Was a dark stormy night
As the train rattled on
All the passengers had gone to bed
Except a young man with a baby in his arms
Who sat there with a bowed-down head.
The innocent one began crying just then
As though its poor heart would break
One angry man said, “Make that child stop its noise
For it’s keeping all of us awake.”
“In The Baggage Coach Ahead”, Gussie Davis
I heard it on John Mellancamp’s Scarecrow
Until the age of 30, I’d never held a baby. Yes, I was disinclined, but in truth there were very few babies around to hold. Before that age, none of my relatives or friends had children. With a couple of exceptions, that extends to Julie’s friends as well.
Over the past three years, I’ve had the chance to spend time with a half-dozen different babies. Here’s something I hadn’t realized about babies: they cry a lot less than I thought.
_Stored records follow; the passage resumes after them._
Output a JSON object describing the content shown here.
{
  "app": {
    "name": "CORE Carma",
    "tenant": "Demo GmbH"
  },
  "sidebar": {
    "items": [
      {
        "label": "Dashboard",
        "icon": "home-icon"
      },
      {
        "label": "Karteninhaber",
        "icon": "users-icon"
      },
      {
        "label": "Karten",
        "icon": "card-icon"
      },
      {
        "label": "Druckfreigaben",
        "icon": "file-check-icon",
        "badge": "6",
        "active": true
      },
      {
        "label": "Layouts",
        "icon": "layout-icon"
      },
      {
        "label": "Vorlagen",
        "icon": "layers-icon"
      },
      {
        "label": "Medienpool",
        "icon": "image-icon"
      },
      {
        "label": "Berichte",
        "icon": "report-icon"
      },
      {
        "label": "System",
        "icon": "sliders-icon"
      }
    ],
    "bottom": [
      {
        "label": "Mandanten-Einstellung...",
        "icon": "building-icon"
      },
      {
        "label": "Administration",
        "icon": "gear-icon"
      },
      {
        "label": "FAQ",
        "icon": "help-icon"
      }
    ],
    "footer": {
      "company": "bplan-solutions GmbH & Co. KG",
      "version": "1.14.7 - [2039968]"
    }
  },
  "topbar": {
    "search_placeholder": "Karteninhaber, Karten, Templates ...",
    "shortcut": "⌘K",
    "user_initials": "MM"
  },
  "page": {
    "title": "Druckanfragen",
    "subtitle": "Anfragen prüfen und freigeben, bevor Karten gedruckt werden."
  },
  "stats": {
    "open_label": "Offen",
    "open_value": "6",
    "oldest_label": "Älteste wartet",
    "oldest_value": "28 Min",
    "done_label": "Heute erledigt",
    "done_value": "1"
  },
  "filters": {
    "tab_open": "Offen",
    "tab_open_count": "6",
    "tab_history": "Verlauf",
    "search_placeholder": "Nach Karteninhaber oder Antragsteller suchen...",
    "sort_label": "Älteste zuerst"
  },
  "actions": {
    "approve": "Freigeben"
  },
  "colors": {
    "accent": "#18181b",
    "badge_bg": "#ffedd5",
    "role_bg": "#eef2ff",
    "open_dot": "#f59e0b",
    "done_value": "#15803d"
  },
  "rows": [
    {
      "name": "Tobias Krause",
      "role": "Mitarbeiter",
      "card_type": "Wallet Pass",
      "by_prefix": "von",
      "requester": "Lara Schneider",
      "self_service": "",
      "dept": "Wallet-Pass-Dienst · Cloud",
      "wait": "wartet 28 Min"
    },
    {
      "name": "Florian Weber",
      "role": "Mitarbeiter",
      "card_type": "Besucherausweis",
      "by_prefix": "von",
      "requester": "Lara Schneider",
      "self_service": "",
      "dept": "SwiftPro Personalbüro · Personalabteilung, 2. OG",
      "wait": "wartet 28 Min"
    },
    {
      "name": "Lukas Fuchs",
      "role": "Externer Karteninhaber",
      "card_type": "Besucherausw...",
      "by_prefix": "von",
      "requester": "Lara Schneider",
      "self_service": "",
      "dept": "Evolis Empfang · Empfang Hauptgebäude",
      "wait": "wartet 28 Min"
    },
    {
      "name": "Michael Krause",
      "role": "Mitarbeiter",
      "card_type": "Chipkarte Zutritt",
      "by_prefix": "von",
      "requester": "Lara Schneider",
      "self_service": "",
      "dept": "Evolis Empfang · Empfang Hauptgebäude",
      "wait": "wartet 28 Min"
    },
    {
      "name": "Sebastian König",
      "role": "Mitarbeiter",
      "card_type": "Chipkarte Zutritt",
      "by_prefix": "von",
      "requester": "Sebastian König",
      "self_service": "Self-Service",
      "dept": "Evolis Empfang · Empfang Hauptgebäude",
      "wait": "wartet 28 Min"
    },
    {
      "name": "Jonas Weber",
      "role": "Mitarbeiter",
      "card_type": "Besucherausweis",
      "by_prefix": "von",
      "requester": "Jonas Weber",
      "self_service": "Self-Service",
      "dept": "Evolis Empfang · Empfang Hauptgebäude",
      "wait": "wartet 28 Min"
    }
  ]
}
In pop culture–books, movies, television, music–babies cry. That’s what they do. Their job is usually to heighten the tension of a scene, and they do that (or, rather, the sound man does that) by wailing like a mortally-wounded wildebeest. Alternately, they provide comic relief, but I can’t say I find babies particularly funny.
Having spent thirty years being told that babies cry constantly, it’s been a pleasant surprise to go hours or days in their presence with barely a whine.